Thank you for including the part about doubt being common. I struggle heavily with feeling like i’m misdiagnosing myself but that’s also a result of never being listened to by health professionals. It’s also difficult because my behaviors are nearly all contradicting which I’ve heard from others with ADHD+ASD and it causes me to feel like i’m trapped in a box where the walls are slowly moving in and crushing me into myself. Some of my behaviors include:
- Picking at my bellybutton: It’s all scar tissues at this point because I scrape and pick until a piece of skin comes off then I rip it off. I don’t always notice when i’m doing it and have wondered if this is just anxiety or if it could be considered a stim.

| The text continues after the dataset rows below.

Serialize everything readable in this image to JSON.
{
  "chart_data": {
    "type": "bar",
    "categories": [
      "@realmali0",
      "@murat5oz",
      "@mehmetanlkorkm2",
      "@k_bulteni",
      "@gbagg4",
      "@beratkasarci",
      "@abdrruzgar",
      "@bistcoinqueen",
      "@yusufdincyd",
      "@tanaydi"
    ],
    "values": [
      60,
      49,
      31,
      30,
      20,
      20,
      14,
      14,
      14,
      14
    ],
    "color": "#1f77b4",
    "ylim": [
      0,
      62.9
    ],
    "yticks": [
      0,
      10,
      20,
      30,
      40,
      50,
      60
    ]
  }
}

- Unintentional eating disorder: I have never wanted to lose weight ever and actually struggle with being underweight and how I look. I recently realized I had gone days without eating or sleeping and felt fine for the most part. I just don’t feel hungry during the day unless I engage in 🍃, but sometimes I will find myself binging from 2-5 am like my body finally is ready to eat. I was a very adventurous eater as a child but now have developed very few foods that don’t feel “heavy” or something is just off about them. I lived on hot fries and mountain dew for about a year in my preteens and go through phases where I can only eat certain foods or my throat will literally freeze up and if I force them down I feel bloated and nauseas.

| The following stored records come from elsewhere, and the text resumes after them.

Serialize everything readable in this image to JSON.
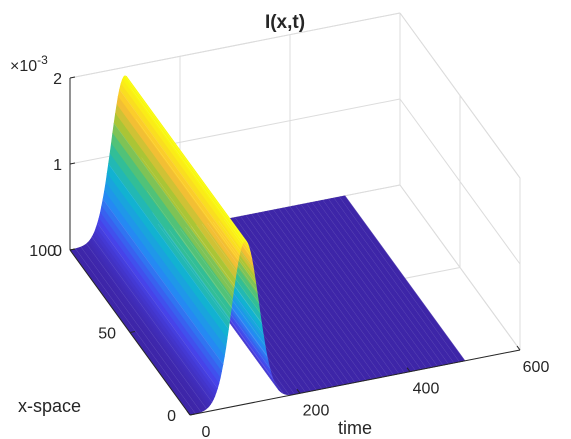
{
  "chart_data": {
    "type": "surface",
    "title": "I(x,t)",
    "xlabel": "time",
    "ylabel": "x-space",
    "zlabel": "",
    "z_exponent_label": "×10-3",
    "z_multiplier_base": "×10",
    "z_multiplier_power": "-3",
    "xlim": [
      0,
      600
    ],
    "ylim": [
      0,
      100
    ],
    "zlim": [
      0,
      0.002
    ],
    "x_ticks": [
      0,
      200,
      400,
      600
    ],
    "y_ticks": [
      0,
      50,
      100
    ],
    "z_ticks": [
      0,
      1,
      2
    ],
    "x_tick_labels": [
      "0",
      "200",
      "400",
      "600"
    ],
    "y_tick_labels": [
      "0",
      "50",
      "100"
    ],
    "z_tick_labels": [
      "0",
      "1",
      "2"
    ],
    "grid": true,
    "colormap": "parula",
    "data_extent": {
      "time": [
        0,
        500
      ],
      "x_space": [
        0,
        100
      ]
    },
    "pulse": {
      "description": "Gaussian-shaped wave in time, constant along x-space",
      "peak_time": 100,
      "width_time": 35,
      "peak_value": 0.0019,
      "baseline": 0
    },
    "colors": {
      "low": "#3e26a8",
      "high": "#f9fb0e",
      "grid": "#dcdcdc",
      "axis": "#262626"
    }
  }
}
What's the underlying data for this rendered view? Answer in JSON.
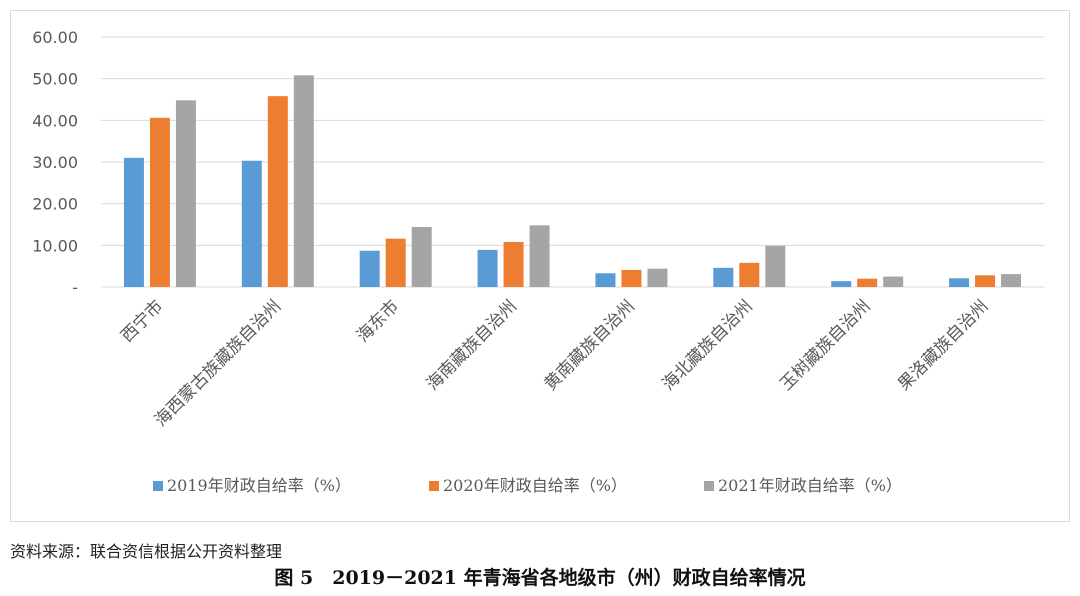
{
  "chart_data": {
    "type": "bar",
    "categories": [
      "西宁市",
      "海西蒙古族藏族自治州",
      "海东市",
      "海南藏族自治州",
      "黄南藏族自治州",
      "海北藏族自治州",
      "玉树藏族自治州",
      "果洛藏族自治州"
    ],
    "series": [
      {
        "name": "2019年财政自给率（%）",
        "color": "#5b9bd5",
        "values": [
          31.0,
          30.3,
          8.7,
          8.9,
          3.3,
          4.6,
          1.4,
          2.1
        ]
      },
      {
        "name": "2020年财政自给率（%）",
        "color": "#ed7d31",
        "values": [
          40.6,
          45.8,
          11.6,
          10.8,
          4.1,
          5.8,
          2.0,
          2.8
        ]
      },
      {
        "name": "2021年财政自给率（%）",
        "color": "#a5a5a5",
        "values": [
          44.8,
          50.8,
          14.4,
          14.8,
          4.4,
          9.9,
          2.5,
          3.1
        ]
      }
    ],
    "ylim": [
      0,
      60
    ],
    "yticks": [
      "-",
      "10.00",
      "20.00",
      "30.00",
      "40.00",
      "50.00",
      "60.00"
    ],
    "grid": true,
    "legend": "bottom"
  },
  "source_note": "资料来源：联合资信根据公开资料整理",
  "caption": "图 5　2019－2021 年青海省各地级市（州）财政自给率情况"
}
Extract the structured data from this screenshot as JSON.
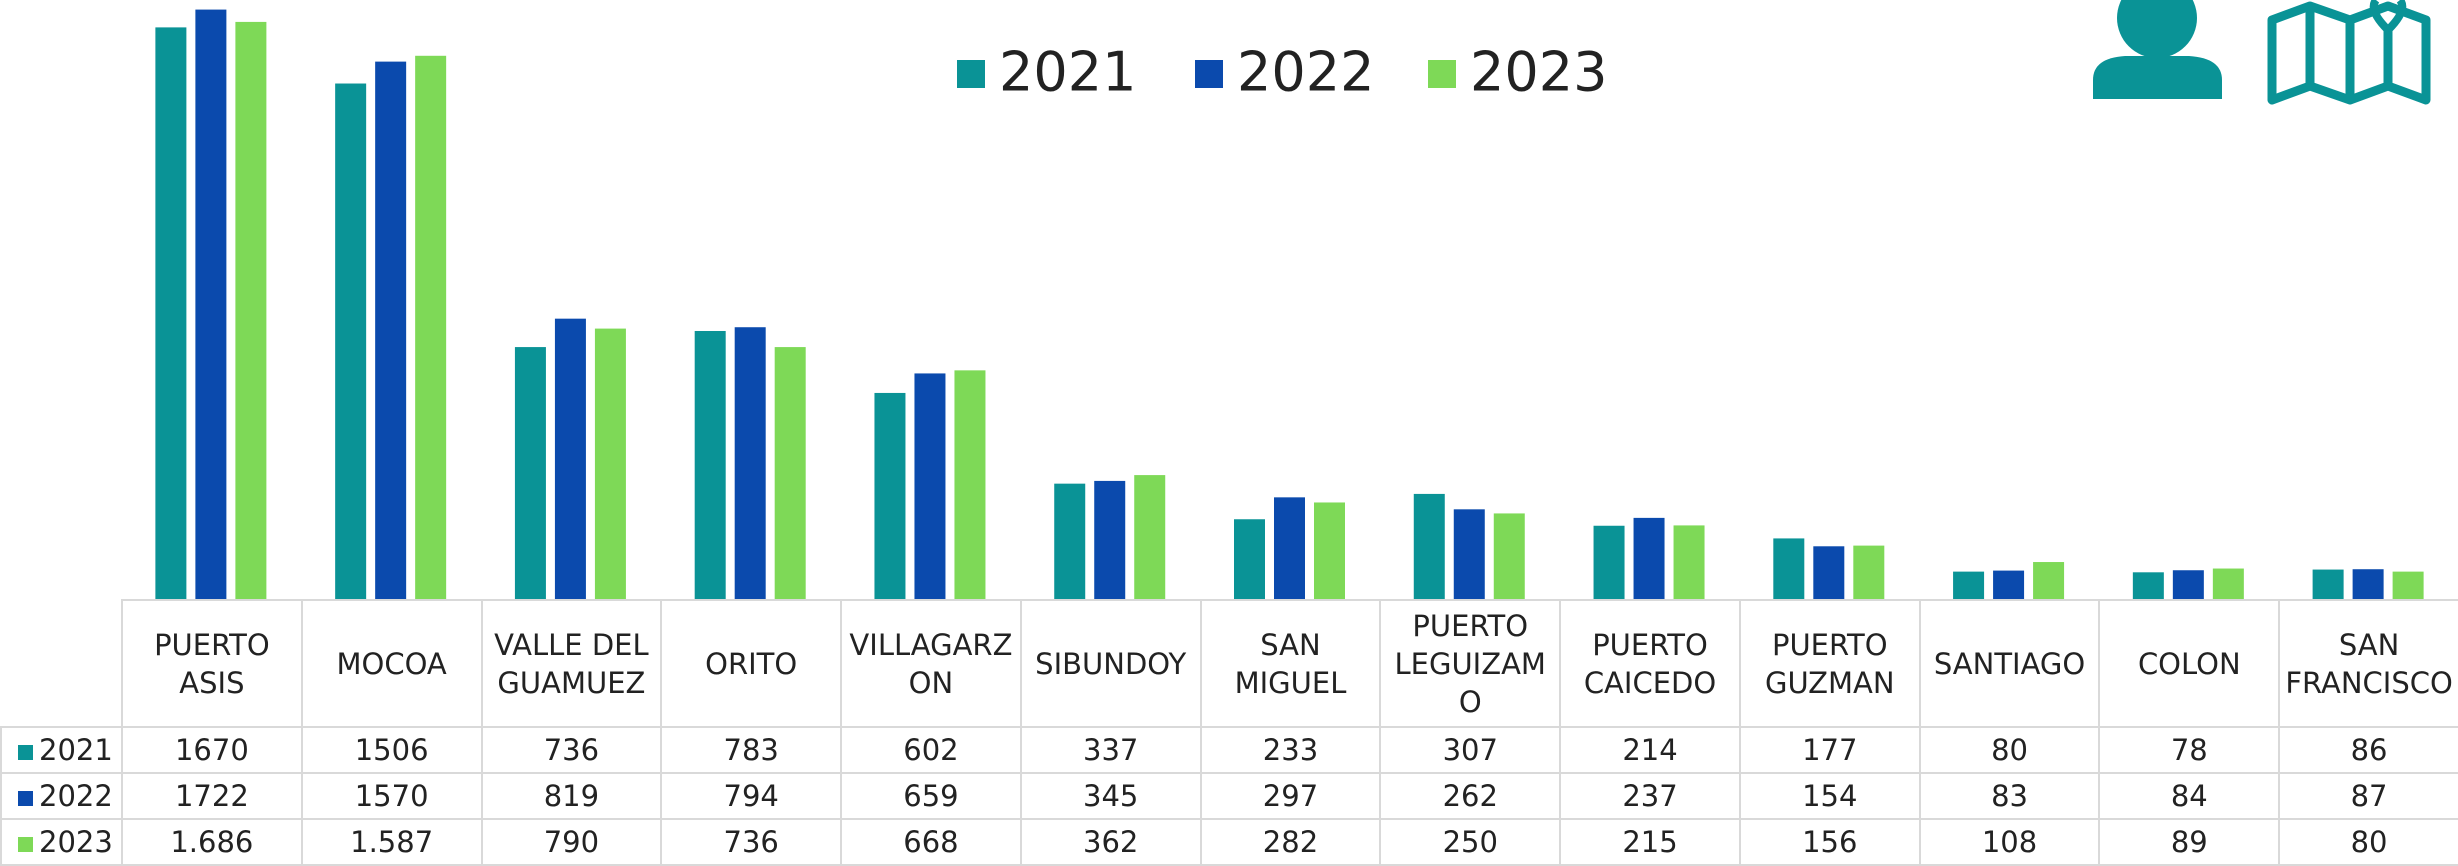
{
  "chart_data": {
    "type": "bar",
    "categories": [
      "PUERTO ASIS",
      "MOCOA",
      "VALLE DEL GUAMUEZ",
      "ORITO",
      "VILLAGARZON",
      "SIBUNDOY",
      "SAN MIGUEL",
      "PUERTO LEGUIZAMO",
      "PUERTO CAICEDO",
      "PUERTO GUZMAN",
      "SANTIAGO",
      "COLON",
      "SAN FRANCISCO"
    ],
    "series": [
      {
        "name": "2021",
        "color": "#0a9396",
        "values": [
          1670,
          1506,
          736,
          783,
          602,
          337,
          233,
          307,
          214,
          177,
          80,
          78,
          86
        ]
      },
      {
        "name": "2022",
        "color": "#0b4aad",
        "values": [
          1722,
          1570,
          819,
          794,
          659,
          345,
          297,
          262,
          237,
          154,
          83,
          84,
          87
        ]
      },
      {
        "name": "2023",
        "color": "#7ed957",
        "values": [
          1686,
          1587,
          790,
          736,
          668,
          362,
          282,
          250,
          215,
          156,
          108,
          89,
          80
        ],
        "value_labels": [
          "1.686",
          "1.587",
          "790",
          "736",
          "668",
          "362",
          "282",
          "250",
          "215",
          "156",
          "108",
          "89",
          "80"
        ]
      }
    ],
    "ylim": [
      0,
      1750
    ],
    "legend": "top"
  }
}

- I used to sleep 12-15 hours a day but now can easily go days without sleeping, I also have chronic fatigue that isn’t effected whether I sleep 1 hour or 12. My circadian clock is on a 180 schedule. Around 10pm it feels like i’m finally waking up, 8-4pm feels like the middle of the night.
- I’ve begun to realize that my “friends” in school were laughing at me. I was a clown for entertainment and I thought this was just how others connected, because my attempts to connect through info dumping or debate taught me that this was not what people wanted.
- I simultaneously LOVE organizing, cleaning, planning, etc and CAN NOT for the life of me maintain it for myself. I have very few habits but the ones I do have will throw me into panic if they are interrupted.
- I have serious auditory sensitivities: if someone in the house is putting away dishes it can send me into a rage of discomfort. I don’t listen to music bc I hate headphones and don’t actually enjoy most music for longer than a few minutes, it just makes the world feel louder and more crowded.